2017年03月03日 1467号

【みるよむ(430) 2017年2月18日配信 イラク平和テレビ局in Japan イラク市民は 賃金引き下げに怒る】

 イラクでは、公的部門の労働者の賃下げが決定された。労働者の生活は一層圧迫を受ける。しかも、政府幹部の汚職が財政赤字の原因だという。2016年11月、サナテレビはこの賃金引き下げに対する市民の怒りを取材した。

 公的部門労働者の賃金を3・7%も引き下げると決定したのはイラク議会だ。最初にインタビューに登場する弁護士は「労働者の賃下げ率は高いのに、会社の社長クラスは賃下げがない」と指摘する。これでは、高い賃金を保障される経営者と低賃金の労働者の格差はますます大きくなる。「労働者に不公平な扱いや抑圧が行われた」と批判する。

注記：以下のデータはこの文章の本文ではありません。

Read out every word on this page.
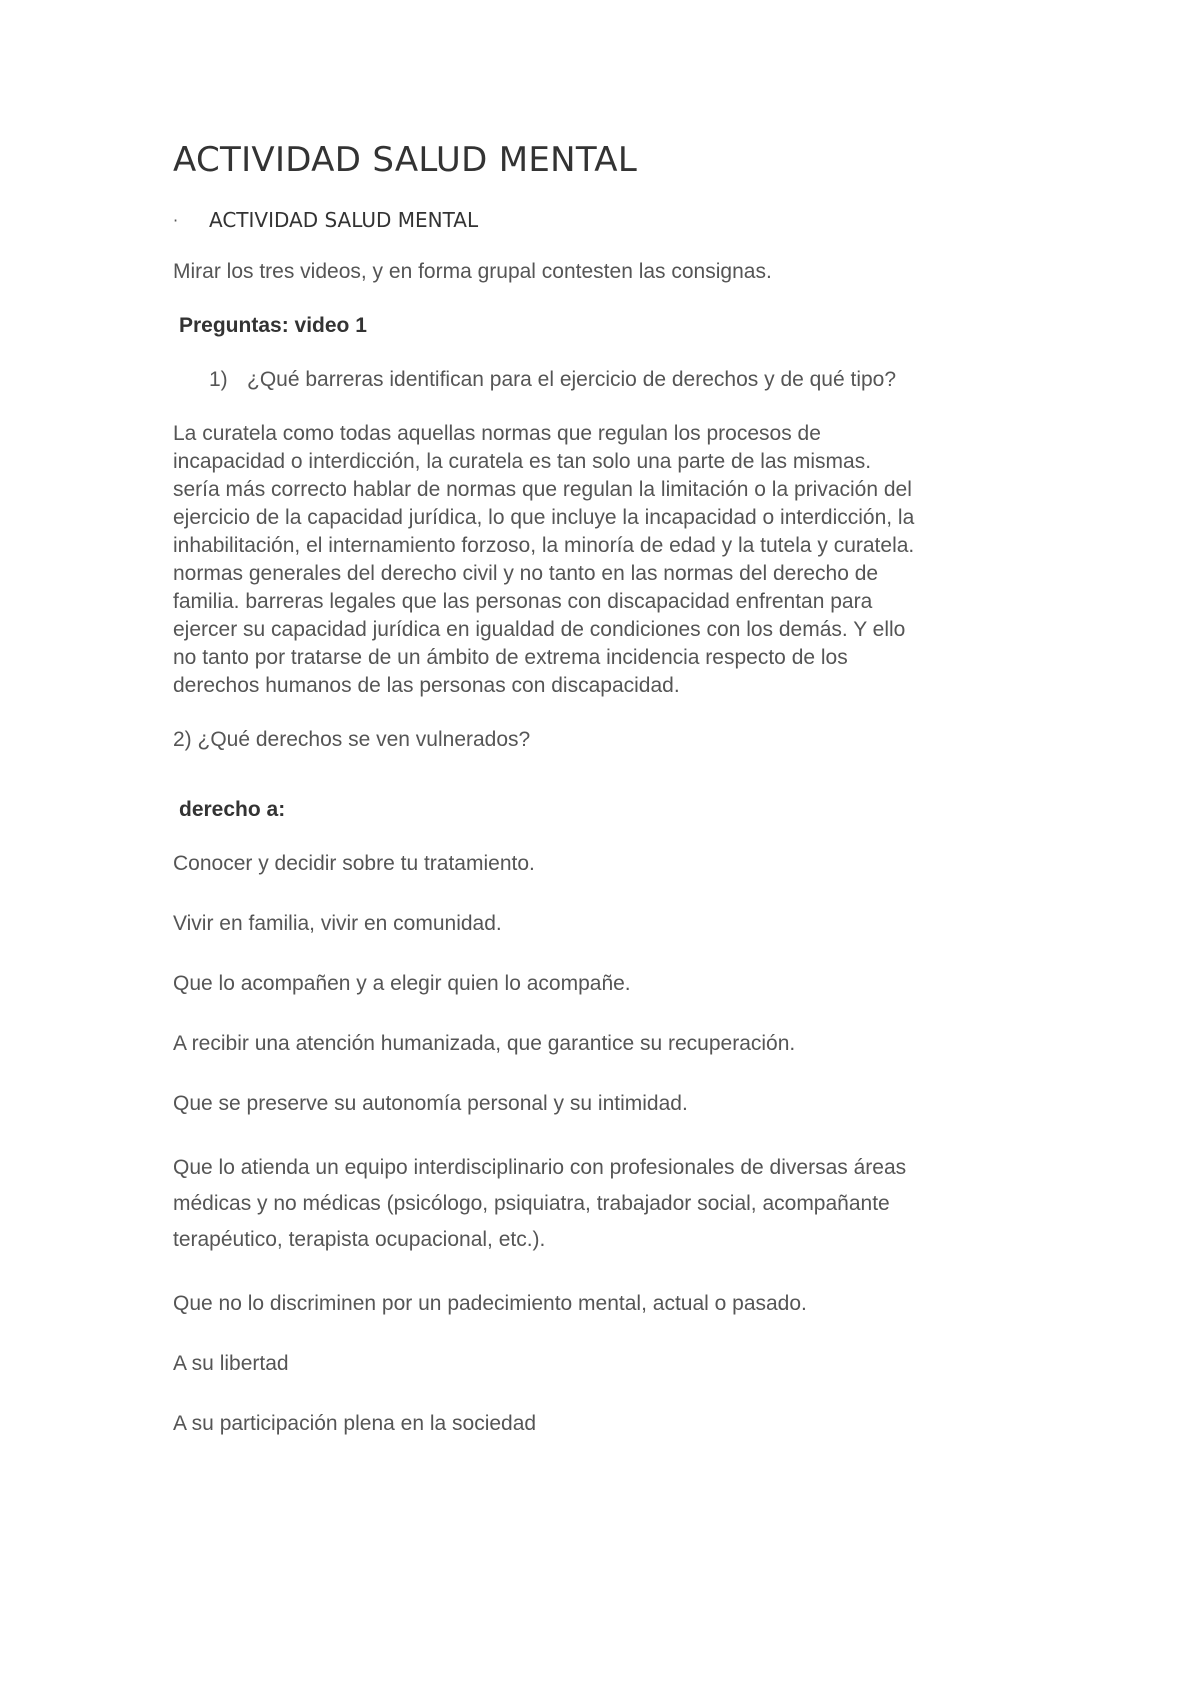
ACTIVIDAD SALUD MENTAL
·	ACTIVIDAD SALUD MENTAL

Mirar los tres videos, y en forma grupal contesten las consignas.

Preguntas: video 1

1) ¿Qué barreras identifican para el ejercicio de derechos y de qué tipo?

La curatela como todas aquellas normas que regulan los procesos de

incapacidad o interdicción, la curatela es tan solo una parte de las mismas.

sería más correcto hablar de normas que regulan la limitación o la privación del

ejercicio de la capacidad jurídica, lo que incluye la incapacidad o interdicción, la

inhabilitación, el internamiento forzoso, la minoría de edad y la tutela y curatela.

normas generales del derecho civil y no tanto en las normas del derecho de

familia. barreras legales que las personas con discapacidad enfrentan para

ejercer su capacidad jurídica en igualdad de condiciones con los demás. Y ello

no tanto por tratarse de un ámbito de extrema incidencia respecto de los

derechos humanos de las personas con discapacidad.

2) ¿Qué derechos se ven vulnerados?

derecho a:

Conocer y decidir sobre tu tratamiento.

Vivir en familia, vivir en comunidad.

Que lo acompañen y a elegir quien lo acompañe.

A recibir una atención humanizada, que garantice su recuperación.

Que se preserve su autonomía personal y su intimidad.

Que lo atienda un equipo interdisciplinario con profesionales de diversas áreas
médicas y no médicas (psicólogo, psiquiatra, trabajador social, acompañante
terapéutico, terapista ocupacional, etc.).

Que no lo discriminen por un padecimiento mental, actual o pasado.

A su libertad

A su participación plena en la sociedad
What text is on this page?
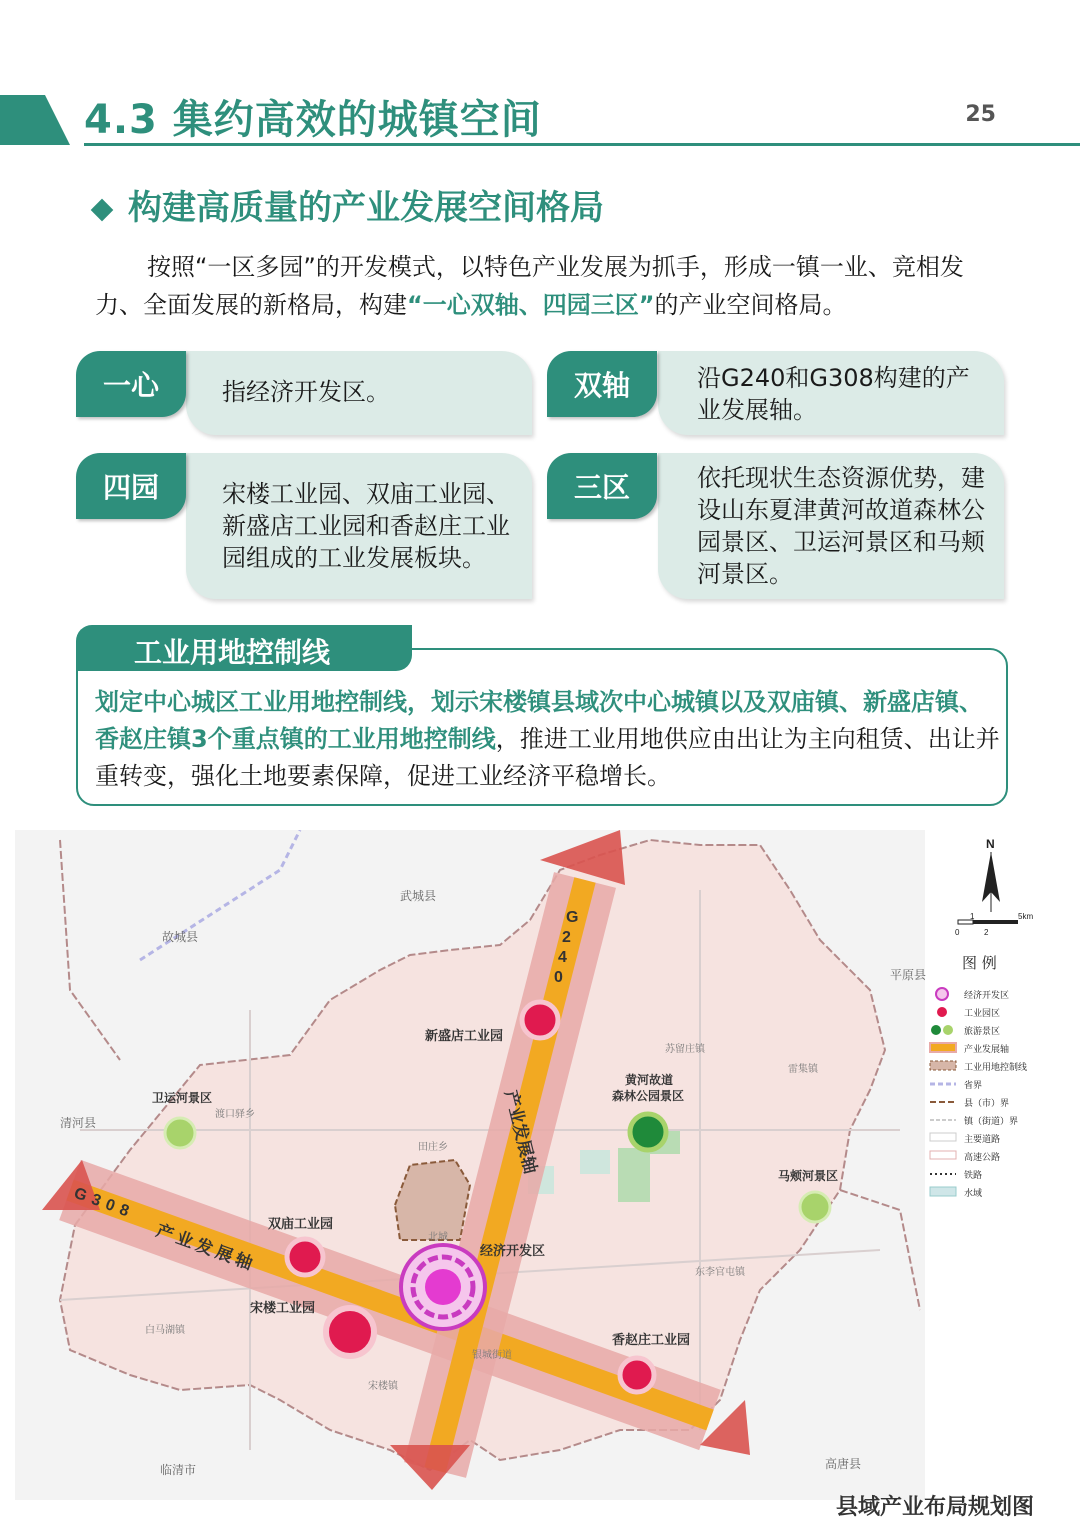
4.3 集约高效的城镇空间	25
构建高质量的产业发展空间格局
按照“一区多园”的开发模式，以特色产业发展为抓手，形成一镇一业、竞相发力、全面发展的新格局，构建“一心双轴、四园三区”的产业空间格局。
一心	指经济开发区。	双轴	沿G240和G308构建的产业发展轴。
四园	宋楼工业园、双庙工业园、新盛店工业园和香赵庄工业园组成的工业发展板块。
三区	依托现状生态资源优势，建设山东夏津黄河故道森林公园景区、卫运河景区和马颊河景区。
工业用地控制线
划定中心城区工业用地控制线，划示宋楼镇县域次中心城镇以及双庙镇、新盛店镇、香赵庄镇3个重点镇的工业用地控制线，推进工业用地供应由出让为主向租赁、出让并重转变，强化土地要素保障，促进工业经济平稳增长。
G
2
4
0
产业发展轴
G308
产业发展轴
新盛店工业园
双庙工业园
宋楼工业园
香赵庄工业园
经济开发区
卫运河景区
黄河故道
森林公园景区
马颊河景区
武城县
故城县
清河县
平原县
临清市	高唐县
渡口驿乡
田庄乡
苏留庄镇
雷集镇
北城
白马湖镇
银城街道
东李官屯镇
宋楼镇
N
0
1
2
5km
图 例
经济开发区
工业园区
旅游景区
产业发展轴
工业用地控制线
省界
县（市）界
镇（街道）界
主要道路
高速公路
铁路
水域
县域产业布局规划图
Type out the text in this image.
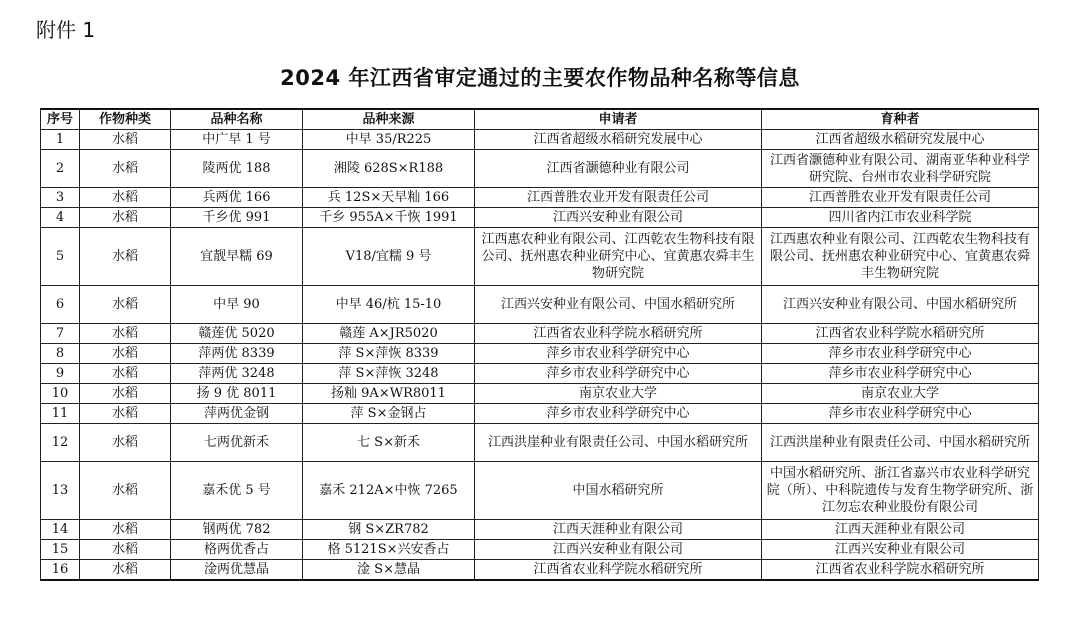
附件 1
2024 年江西省审定通过的主要农作物品种名称等信息
序号	作物种类	品种名称	品种来源	申请者	育种者
1	水稻	中广早 1 号	中早 35/R225	江西省超级水稻研究发展中心	江西省超级水稻研究发展中心
2	水稻	陵两优 188	湘陵 628S×R188	江西省灏德种业有限公司	江西省灏德种业有限公司、湖南亚华种业科学研究院、台州市农业科学研究院
3	水稻	兵两优 166	兵 12S×天早籼 166	江西普胜农业开发有限责任公司	江西普胜农业开发有限责任公司
4	水稻	千乡优 991	千乡 955A×千恢 1991	江西兴安种业有限公司	四川省内江市农业科学院
5	水稻	宜靓早糯 69	V18/宜糯 9 号	江西惠农种业有限公司、江西乾农生物科技有限公司、抚州惠农种业研究中心、宜黄惠农舜丰生物研究院	江西惠农种业有限公司、江西乾农生物科技有限公司、抚州惠农种业研究中心、宜黄惠农舜丰生物研究院
6	水稻	中早 90	中早 46/杭 15-10	江西兴安种业有限公司、中国水稻研究所	江西兴安种业有限公司、中国水稻研究所
7	水稻	赣莲优 5020	赣莲 A×JR5020	江西省农业科学院水稻研究所	江西省农业科学院水稻研究所
8	水稻	萍两优 8339	萍 S×萍恢 8339	萍乡市农业科学研究中心	萍乡市农业科学研究中心
9	水稻	萍两优 3248	萍 S×萍恢 3248	萍乡市农业科学研究中心	萍乡市农业科学研究中心
10	水稻	扬 9 优 8011	扬籼 9A×WR8011	南京农业大学	南京农业大学
11	水稻	萍两优金钢	萍 S×金钢占	萍乡市农业科学研究中心	萍乡市农业科学研究中心
12	水稻	七两优新禾	七 S×新禾	江西洪崖种业有限责任公司、中国水稻研究所	江西洪崖种业有限责任公司、中国水稻研究所
13	水稻	嘉禾优 5 号	嘉禾 212A×中恢 7265	中国水稻研究所	中国水稻研究所、浙江省嘉兴市农业科学研究院（所）、中科院遗传与发育生物学研究所、浙江勿忘农种业股份有限公司
14	水稻	钢两优 782	钢 S×ZR782	江西天涯种业有限公司	江西天涯种业有限公司
15	水稻	格两优香占	格 5121S×兴安香占	江西兴安种业有限公司	江西兴安种业有限公司
16	水稻	淦两优慧晶	淦 S×慧晶	江西省农业科学院水稻研究所	江西省农业科学院水稻研究所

 イラクの国家財政を危機に陥れたのは、汚職によって国家財政を食い物にしてきた政治家たちだ。ある市民活動家は「問題なのは社会的正義がないことだ。国会議員は1か月に2000万ディナール(約200万円)を受け取っているのに私の賃金は50万ディナール(約5万円)。これでは家賃を払うのにも不十分だ」と憤る。賃金の格差は実に40倍にもなっている。政治家の汚職が招いた財政危機を低賃金の労働者の賃金をさらに引き下げて乗り切ろうというのである。

 サナテレビのインタビュアーが語るように、国家財政の危機の中でどうしていくべきかは、市民の中でも様々な意見がある。

 番組の最後に登場する退職者は、国が必要なら年金の削減に応じるとさえ言う。イラク社会の再建のためには自分の収入が減ってもかまわないとする市民の気持ちを踏みにじり、不当な賃金切り下げを進めるイラク政府の許しがたい仕打ちに怒りがわく。

立ち上がる労働者

 現在、イラクの市民・労働者は不当な賃下げに抗議し、立ち上がっている。

 インタビューが行われた時期からそれほど日がたっていない1月16日、南部サマワ(イラク占領の時に自衛隊が駐留した)の清掃労働者が50%もの賃金カットに抗議し、市当局に対して抗議デモを行った。労働者たちは市当局と団体交渉を行い、「要求を達成するまでデモをやめない」と宣言している。

 サナテレビは、こうした労働者の闘いと結んで、アバディ政権に反対して立ち上がろうと訴えている。